Residents of The Pearl of the Black Sea (as Odessa often called) are known for their endless optimism, cheerfulness, and great sense of humor in every situation — for their gallantry, business acumen, and bravery. Also, all of them are members of the “Odessite” brotherhood that never leave their peers in troubled times…
Because of these qualities, immigrants from Odessa were able to rebuild a new “Little Odessa” in Brooklyn where the fresh ocean breeze and the familiar Odessa accent (with new additions of Americanisms such as “mortgage” and “traffic”) remind them of their hometown.
But Odessites live not only by their memories. Safely anchored at the shores of the New World, they are trying to keep alive the best parts of “the other” life, with social events, parties, friendly discussions about everyday problems.

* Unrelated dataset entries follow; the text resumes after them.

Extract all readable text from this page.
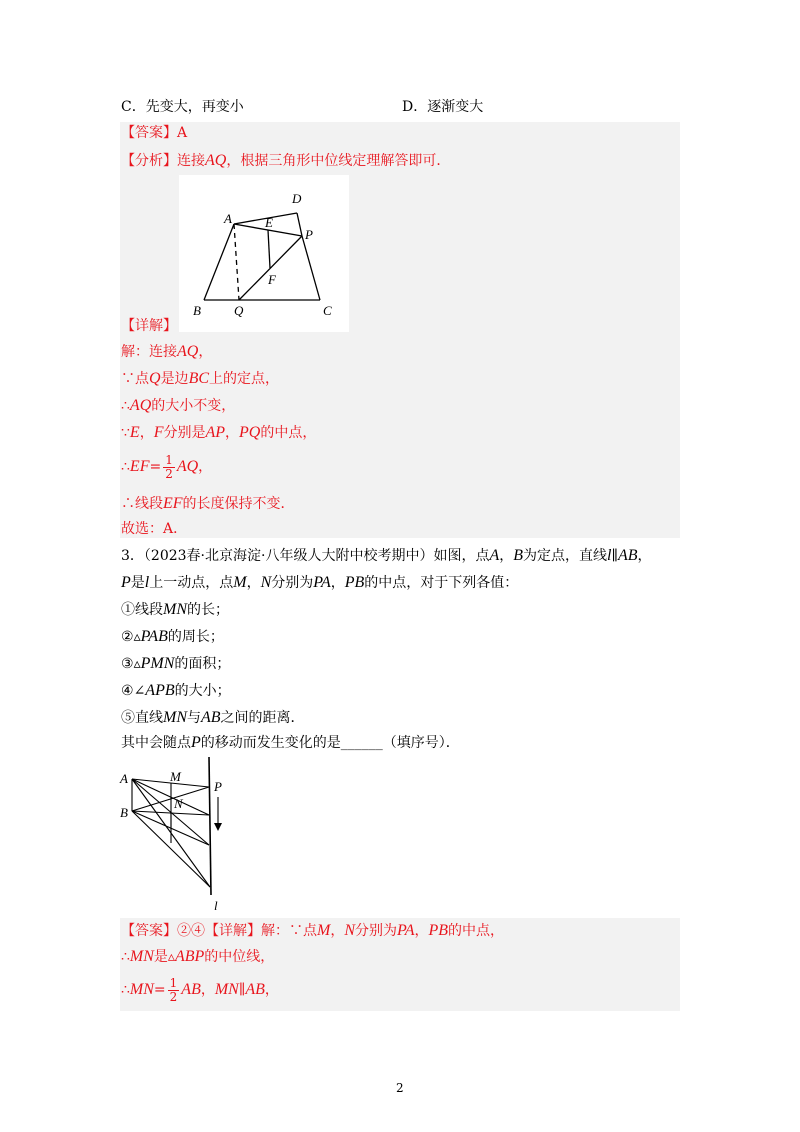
C．先变大，再变小	D．逐渐变大
【答案】A
【分析】连接AQ，根据三角形中位线定理解答即可．
A
B	C
D
E
F
P
Q
【详解】
解：连接AQ，
∵点Q是边BC上的定点，
∴AQ的大小不变，
∵E，F分别是AP，PQ的中点，
∴EF= $\frac{1}{2}$ AQ，
∴线段EF的长度保持不变．
故选：A．
3．（2023春·北京海淀·八年级人大附中校考期中）如图，点A，B为定点，直线l∥AB，
P是l上一动点，点M，N分别为PA，PB的中点，对于下列各值：
①线段MN的长；
②▵PAB的周长；
③▵PMN的面积；
④∠APB的大小；
⑤直线MN与AB之间的距离．
其中会随点P的移动而发生变化的是______（填序号）．
A
B
M
N
P
l
【答案】②④【详解】解：∵点M，N分别为PA，PB的中点，
∴MN是▵ABP的中位线，
∴MN= $\frac{1}{2}$ AB，MN∥AB，
2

One such tradition is the celebration of the Day of the City in late August. This year, to mark the occasion, the ageless members of the Odessa Fraternity led by its President V. Savinkin and chairmen L. Nor and D. Tauzhnyansky went on a boat trip aboard the “Pink Lady.”
It was a party immune to boredom. There were plenty of jokes based on cultural traditions and funny anecdotes about confused non-Russian speakers in Brighton Beach stores. An actress read a story by a famous writer from Odessa, Isaak Babel. An actor performed a monologue, and an operetta singer pleased guests with her arias. And of course there was a lottery with great prizes, including magazine subscriptions, trips and concert tickets.
At the banquet table, filled with all sorts of hors d’oeuvres and huge hearty sandwiches, there were many toasts to the glory of the guests’ native city and its residents — and the pledge that in any part of the world, they remain Odessites for life.